Nigeria’s money supply increased to N64.9 trillion in the month of July 2023, a significant rise from N64.3 trillion in June.
This compares to the N55.5 trillion recorded in May, amounting to a disturbing N9.4 trillion increase.
These figures come from the latest data released by the Central Bank of Nigeria as captured in its money and credit statistics.
The money supply, identified as M2, captures the total amount of money available in the economy at a particular moment.
This includes physical currency such as coins and banknotes, in addition to various types of deposits maintained by individuals, enterprises, and institutions in banks and other financial entities.
Why this matters: The money supply is a crucial indicator when evaluating interest rates and potential inflation during a certain timeframe.
- The recent surge in Nigeria’s money supply aligns with challenges like escalating inflation, pressure on the exchange rate, and diminishing interest rates.
- As the money supply grows, there’s a rising chance of inflation, leading to decreased purchasing power.
- Additionally, a larger money supply might result in declining interest rates, especially when investment assets are in short supply.
- This could potentially make Nigerian assets less enticing to overseas investors, a concern given Nigeria’s dependence on dollar imports.

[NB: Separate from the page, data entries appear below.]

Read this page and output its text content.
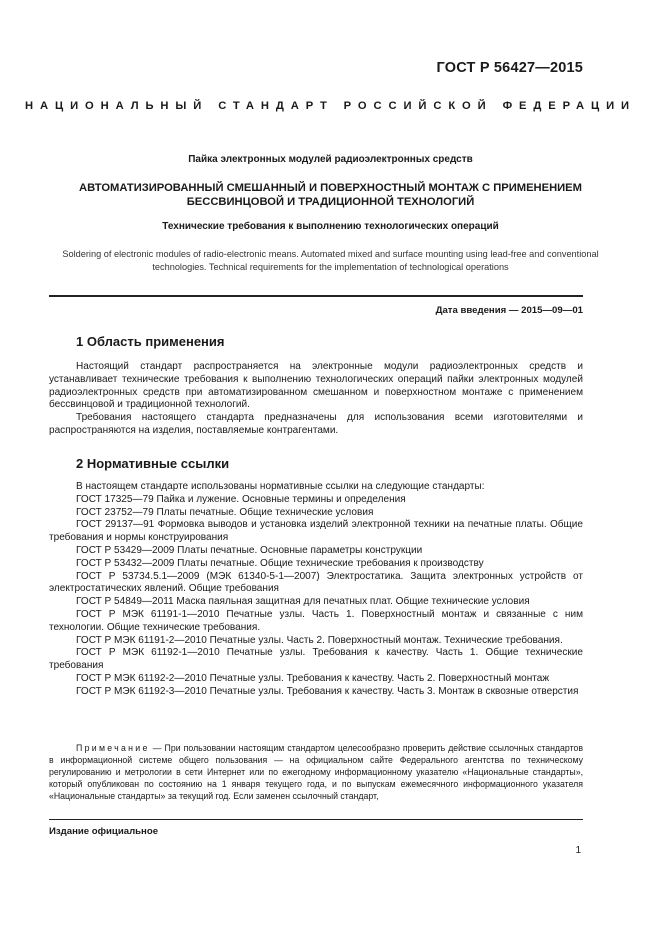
ГОСТ Р 56427—2015
НАЦИОНАЛЬНЫЙ СТАНДАРТ РОССИЙСКОЙ ФЕДЕРАЦИИ
Пайка электронных модулей радиоэлектронных средств
АВТОМАТИЗИРОВАННЫЙ СМЕШАННЫЙ И ПОВЕРХНОСТНЫЙ МОНТАЖ С ПРИМЕНЕНИЕМ
БЕССВИНЦОВОЙ И ТРАДИЦИОННОЙ ТЕХНОЛОГИЙ
Технические требования к выполнению технологических операций
Soldering of electronic modules of radio-electronic means. Automated mixed and surface mounting using lead-free and conventional technologies. Technical requirements for the implementation of technological operations
Дата введения — 2015—09—01
1 Область применения

Настоящий стандарт распространяется на электронные модули радиоэлектронных средств и устанавливает технические требования к выполнению технологических операций пайки электронных модулей радиоэлектронных средств при автоматизированном смешанном и поверхностном монтаже с применением бессвинцовой и традиционной технологий.

Требования настоящего стандарта предназначены для использования всеми изготовителями и распространяются на изделия, поставляемые контрагентами.

2 Нормативные ссылки

В настоящем стандарте использованы нормативные ссылки на следующие стандарты:

ГОСТ 17325—79 Пайка и лужение. Основные термины и определения

ГОСТ 23752—79 Платы печатные. Общие технические условия

ГОСТ 29137—91 Формовка выводов и установка изделий электронной техники на печатные платы. Общие требования и нормы конструирования

ГОСТ Р 53429—2009 Платы печатные. Основные параметры конструкции

ГОСТ Р 53432—2009 Платы печатные. Общие технические требования к производству

ГОСТ Р 53734.5.1—2009 (МЭК 61340-5-1—2007) Электростатика. Защита электронных устройств от электростатических явлений. Общие требования

ГОСТ Р 54849—2011 Маска паяльная защитная для печатных плат. Общие технические условия

ГОСТ Р МЭК 61191-1—2010 Печатные узлы. Часть 1. Поверхностный монтаж и связанные с ним технологии. Общие технические требования.

ГОСТ Р МЭК 61191-2—2010 Печатные узлы. Часть 2. Поверхностный монтаж. Технические требования.

ГОСТ Р МЭК 61192-1—2010 Печатные узлы. Требования к качеству. Часть 1. Общие технические требования

ГОСТ Р МЭК 61192-2—2010 Печатные узлы. Требования к качеству. Часть 2. Поверхностный монтаж

ГОСТ Р МЭК 61192-3—2010 Печатные узлы. Требования к качеству. Часть 3. Монтаж в сквозные отверстия

Примечание — При пользовании настоящим стандартом целесообразно проверить действие ссылочных стандартов в информационной системе общего пользования — на официальном сайте Федерального агентства по техническому регулированию и метрологии в сети Интернет или по ежегодному информационному указателю «Национальные стандарты», который опубликован по состоянию на 1 января текущего года, и по выпускам ежемесячного информационного указателя «Национальные стандарты» за текущий год. Если заменен ссылочный стандарт,

Издание официальное
1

Key Highlights of the Data
M2 Breakdown – A closer look at the data reveals that certain components of the money supply, namely demand deposits, quasi-money, and currency outside banks, also witnessed growth.
- Specifically, quasi-money, which pertains to financial tools that can be easily converted to cash, surged by N905.8 billion for the month.
- Nairametrics analysts believe this rise may be due to the revaluation of certain dollar-tied investments.
- Moreover, demand deposits, primarily made up of chequing accounts or funds in banks accessible without prior notice, fell by N283.7 billion.
- In contrast, currency outside banks observed a relatively modest increment of N54 billion.
M3 also Rises – Apart from M2 components, another money supply measure known as M3, which incorporates the aggregate of net domestic assets and net foreign assets, also exhibited growth. Both components recorded growth from June to July.
- Remarkably, net foreign assets saw a substantial rise, moving from the N4.9 trillion recorded in May 2023 to N9.2 trillion. It was, however, N11 trillion in June 2023.
- The dynamic between M3 and M2 unveils a mix of elements causing the surge, including the revaluation of dollar assets, the incorporation of new assets, and credit formation in July.
- Notably, credit to the government expanded from N31.2 trillion to N32.3 trillion, and net domestic credit climbed from N84 trillion to N86.4 trillion.
- The M3 for July 2023 stood at N65.4 trillion, a slight increase compared to the M2 at N64.9 trillion.